Originally from Grand Rapids, Michigan, songwriter Bobby Bond headed for Nashville in the early 1960s, after trying to make it as a rock/pop musician on the West Coast. Like many talented pickers, he found Music City pretty tough and worked odd jobs while trying to get his foot in the door. Also, like many others before him, he found work as a sound-alike artist, recording for the kind of cheapo labels that knocked off albums full of cover songs and hits of the day, the original artist's name emblazoned on the cover, while the actual performers (like Bond) were lucky if their names appeared in print anywhere. Bond was one of the lucky ones, getting his own name on the labels, and eventually after several years of this kind of work he came to the attention of country-folk crooner George Hamilton IV, who recorded several of Bond's original compositions, starting in 1968 with the song, "Back To Denver," followed by several others. His biggest success came with the song "Six White Horses," which several artists took into the charts, and though Bond got the chance to record for a few "real" record labels -- Warner Brothers and Hickory -- he never was able to make more than a few minor ripples on the charts. (In 1972, his cover version of "You Don't Mess Around With Jim" peaked at #66 in Billboard, and was his lone entry on the charts as a performer...)"

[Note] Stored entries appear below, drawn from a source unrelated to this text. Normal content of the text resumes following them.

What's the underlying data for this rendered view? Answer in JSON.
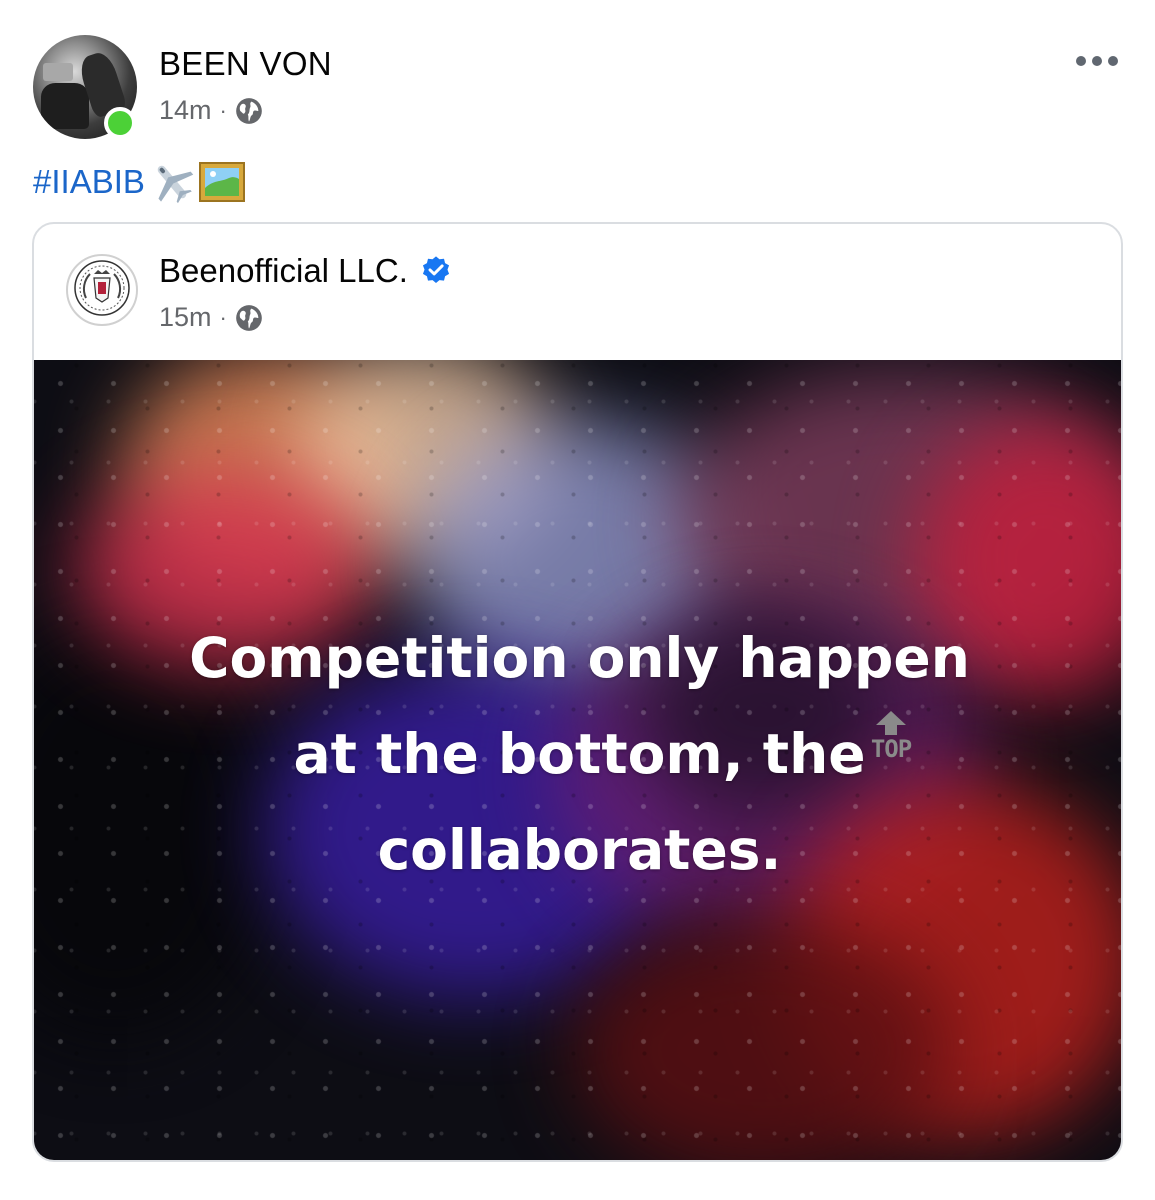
{
  "post": {
    "author": "BEEN VON",
    "time": "14m",
    "separator": "·",
    "audience_icon": "globe-icon",
    "online": true,
    "more_icon": "more-horizontal-icon",
    "caption": {
      "hashtag": "#IIABIB",
      "emojis": [
        "airplane-emoji",
        "framed-picture-emoji"
      ]
    }
  },
  "shared_post": {
    "author": "Beenofficial LLC.",
    "verified": true,
    "time": "15m",
    "separator": "·",
    "audience_icon": "globe-icon",
    "logo_icon": "beenofficial-crest-logo",
    "image": {
      "quote_line1": "Competition only happen",
      "quote_line2": "at the bottom, the",
      "quote_line3": "collaborates.",
      "inline_emoji": "top-arrow-emoji",
      "inline_emoji_label": "TOP"
    }
  },
  "colors": {
    "hashtag": "#1b66c9",
    "verified": "#1877f2",
    "online_dot": "#4cd137",
    "meta_text": "#65676b"
  }
}
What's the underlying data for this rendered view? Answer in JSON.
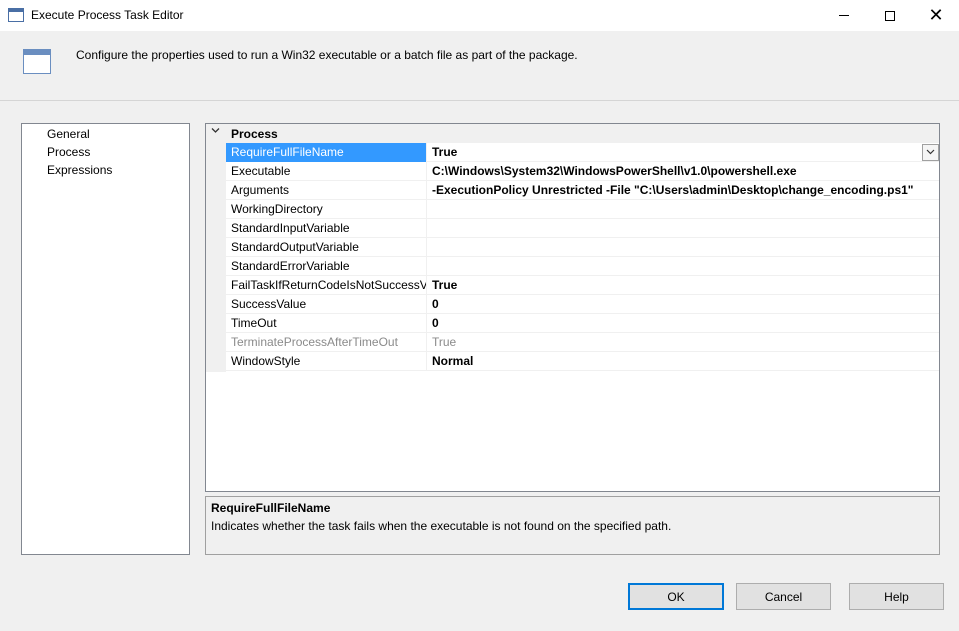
{
  "window": {
    "title": "Execute Process Task Editor"
  },
  "header": {
    "description": "Configure the properties used to run a Win32 executable or a batch file as part of the package."
  },
  "nav": {
    "items": [
      {
        "label": "General"
      },
      {
        "label": "Process"
      },
      {
        "label": "Expressions"
      }
    ]
  },
  "grid": {
    "category": "Process",
    "properties": [
      {
        "name": "RequireFullFileName",
        "value": "True"
      },
      {
        "name": "Executable",
        "value": "C:\\Windows\\System32\\WindowsPowerShell\\v1.0\\powershell.exe"
      },
      {
        "name": "Arguments",
        "value": "-ExecutionPolicy Unrestricted -File  \"C:\\Users\\admin\\Desktop\\change_encoding.ps1\""
      },
      {
        "name": "WorkingDirectory",
        "value": ""
      },
      {
        "name": "StandardInputVariable",
        "value": ""
      },
      {
        "name": "StandardOutputVariable",
        "value": ""
      },
      {
        "name": "StandardErrorVariable",
        "value": ""
      },
      {
        "name": "FailTaskIfReturnCodeIsNotSuccessVal",
        "value": "True"
      },
      {
        "name": "SuccessValue",
        "value": "0"
      },
      {
        "name": "TimeOut",
        "value": "0"
      },
      {
        "name": "TerminateProcessAfterTimeOut",
        "value": "True"
      },
      {
        "name": "WindowStyle",
        "value": "Normal"
      }
    ]
  },
  "description_panel": {
    "title": "RequireFullFileName",
    "text": "Indicates whether the task fails when the executable is not found on the specified path."
  },
  "buttons": {
    "ok": "OK",
    "cancel": "Cancel",
    "help": "Help"
  },
  "colors": {
    "selection": "#3399ff",
    "focus_border": "#0078d7"
  }
}
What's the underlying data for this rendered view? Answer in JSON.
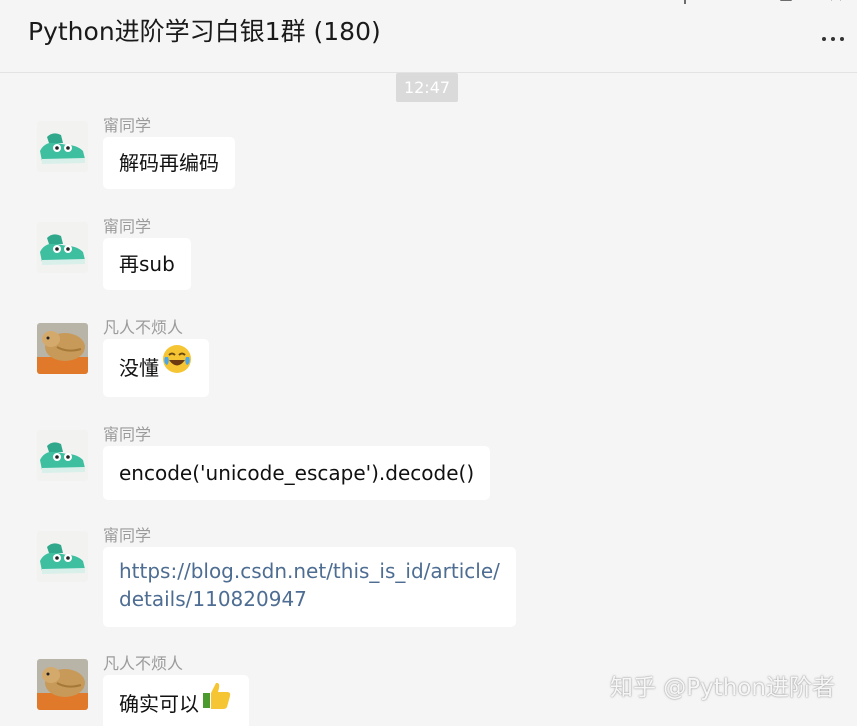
{
  "window": {
    "title": "Python进阶学习白银1群 (180)",
    "controls": {
      "pin": "pin-icon",
      "minimize": "minimize-icon",
      "maximize": "maximize-icon",
      "close": "close-icon"
    },
    "more_menu": "more-icon"
  },
  "chat": {
    "timestamp": "12:47",
    "messages": [
      {
        "sender": "甯同学",
        "avatar": "shoe-avatar",
        "text": "解码再编码"
      },
      {
        "sender": "甯同学",
        "avatar": "shoe-avatar",
        "text": "再sub"
      },
      {
        "sender": "凡人不烦人",
        "avatar": "dog-avatar",
        "text": "没懂",
        "emoji": "laughing-crying-emoji"
      },
      {
        "sender": "甯同学",
        "avatar": "shoe-avatar",
        "text": "encode('unicode_escape').decode()"
      },
      {
        "sender": "甯同学",
        "avatar": "shoe-avatar",
        "link_line1": "https://blog.csdn.net/this_is_id/article/",
        "link_line2": "details/110820947"
      },
      {
        "sender": "凡人不烦人",
        "avatar": "dog-avatar",
        "text": "确实可以",
        "emoji": "thumbs-up-emoji"
      }
    ]
  },
  "watermark": "知乎 @Python进阶者",
  "colors": {
    "background": "#f5f5f5",
    "bubble": "#ffffff",
    "sender_name": "#9b9b9b",
    "link": "#4e6d92",
    "timestamp_bg": "#dadada"
  }
}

"Bobby Bond "...Sings Hits Made Famous By Roger Miller And Other Country Songs" (Somerset Records, 1965) (LP)

I have to confess, I have a strange fascination with the "sound-alike" artists who recorded entire albums of knockoff imitations of popular hits for shady labels such as Crown, Spin-O-Rama, Somerset and others. Bobby Bond was one of these sound-alike artists, who did, um "tribute" records to Roger Miller and Jim Reeves, but who also scored a minor hit with a 1972 cover of Jim Croce's "You Don't Mess Around With Jim." The sound-alike albums are a real historical curio: often they were packaged in such a way to make you think that the original artist and the real versions were included on the album, and there was an obvious attempt to bilk folks out of their hard-earned cash. Someday I'd love to research them (although I suspect someone already has...) Anyway, here are Mr. Bond's contributions to the genre..."


Please note that there is no mention of the song, "Baby Jane", but I'm pretty sure that B. Bond credited on the 45 is Bobby Bond.